Enhanced Sports Performance

 

There has been a tremendous amount of research demonstrating that thought content affects physiology (Suinn, 1993; Mahoney & Meyers, 1990), as well as the athletes’ focus of concentration. Angry thoughts and images, like thoughts and images associated with worry and anxiety, affect heart rate, muscle tension, and respiration rate. The changes in muscle tension levels and respiration rate can have a direct and very negative effect on the athlete’s fine motor coordination and timing.

Even emotionally neutral thoughts lead to physiological changes that interfere with performance and the athlete's ability to make smooth transitions.

The relationship between focus of concentration and emotional arousal is a reciprocal one (Mahoney & Meyers, 1990). This means that by teaching and/or helping athletes attend to neutral, task relevant cues, you can slow breathing and reduce muscle tension, allowing them to get back in the flow of the game. There is a wonderful article, Getting into the Optimal Performance State, written by Robert Nideffer, PhD that is well worth the read. You will find the article at: https://nideffer.com/wp-content/uploads/2016/06/Optimal-Performance.pdf

Distraction, anger, overload or anxiety can thwart all efforts at physical performance. When confidence is low and/or when the athlete loses control over emotions, however, it becomes impossible to get into the zone because transitions are interfered with.

Sports performance can be enhanced through techniques for improving visual concentration. And some problems with athletic ability may be linked to depth perception.

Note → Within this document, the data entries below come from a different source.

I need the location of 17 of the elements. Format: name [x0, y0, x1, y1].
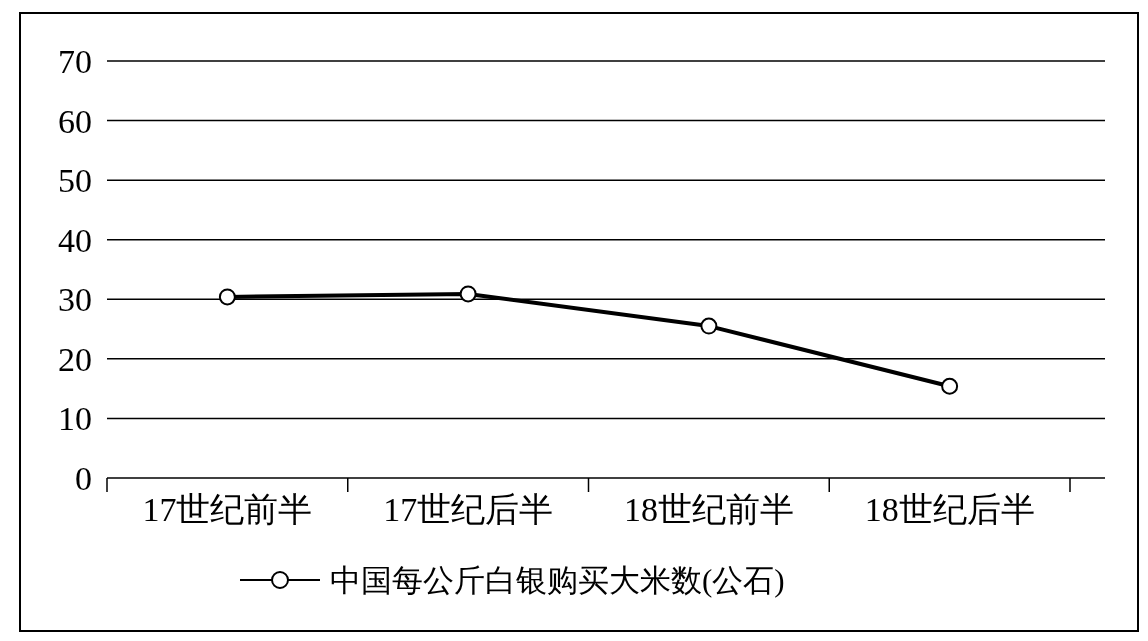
- y-tick-label: 20: [58, 340, 92, 378]
- y-tick-label: 40: [58, 221, 92, 259]
- y-tick-label: 0: [75, 460, 92, 497]
- point: [941, 377, 959, 395]
- point: [700, 317, 718, 335]
- y-tick-label: 60: [58, 102, 92, 140]
- x-tick-label: 18世纪后半: [864, 491, 1035, 528]
- x-tick-label: 17世纪后半: [383, 491, 554, 528]
- y-tick-label: 50: [58, 162, 92, 200]
- y-tick-label: 10: [58, 400, 92, 438]
- legend-label: 中国每公斤白银购买大米数(公石): [330, 563, 785, 598]
- y-tick-label: 70: [58, 43, 92, 80]
- x-tick-label: 17世纪前半: [142, 491, 313, 528]
- y-tick-label: 30: [58, 281, 92, 319]
- point: [459, 285, 477, 303]
- point: [218, 288, 236, 306]
- x-tick-label: 18世纪前半: [623, 491, 794, 528]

Visual skills are important to sports performance. For example, depth perception is the ability to quickly and accurately judge the distance and speed of objects; peripheral vision affords the ability to see objects in the periphery while concentrating on a fixed point; visual concentration is defined as the ability to stay focused on a visual task for increased awareness and fewer distractions.

 

How Color Therapy Can Help

At Brain Breakthrough we make use of an instrument called the Visual Field Charter. This tool is used to measure the visual field using different colors to determine the brain’s ability to process sensory and perceptual information. The Field of Vision is the ability of a person’s eye and brain to perceive things peripherally while looking straight ahead. While peripheral vision is defined as a more global ability of the brain to accept light in a less detailed way, the field of vision indicates the more specific amount of light that the eye can admit and the brain can translate into visual information or perceptions.

The way to measure the extent of a person’s visual field is to determine, while the subject is focused on a central point, at what range outside that point the individual begins to detect color, specifically white, blue, red or green. The measurement of this range of color recognition can be enormously helpful in determining the overall function of the brain and thereby the subject’s mental, emotional and physical well being. Just as a basal thermometer gages the body temperature, which information can be translated into a determining factor of a person’s physical condition, the visual field measurements can be used as an indicator of emotional and physical stress.

Research indicates that the size of our visual field can change relative to emotional states; history or presence of emotional trauma; and history or presence of physical trauma.
Once we determine the light perception deficit we determine the proper frequency the client will utilize for one or more 20 session series. This approach has been found to be very successful in enhancing reading and writing skills, focus, attention and concentration. We will often suggest other adjunctive approaches to expand the field of vision. If there are emotional or physical components in addition to the visual deficit, we utilize our other modalities to address them.

With Light Stimulation Therapy, we at Brain Breakthrough use color frequencies to expand the visual field of awareness improving depth perception, peripheral vision and visual concentration.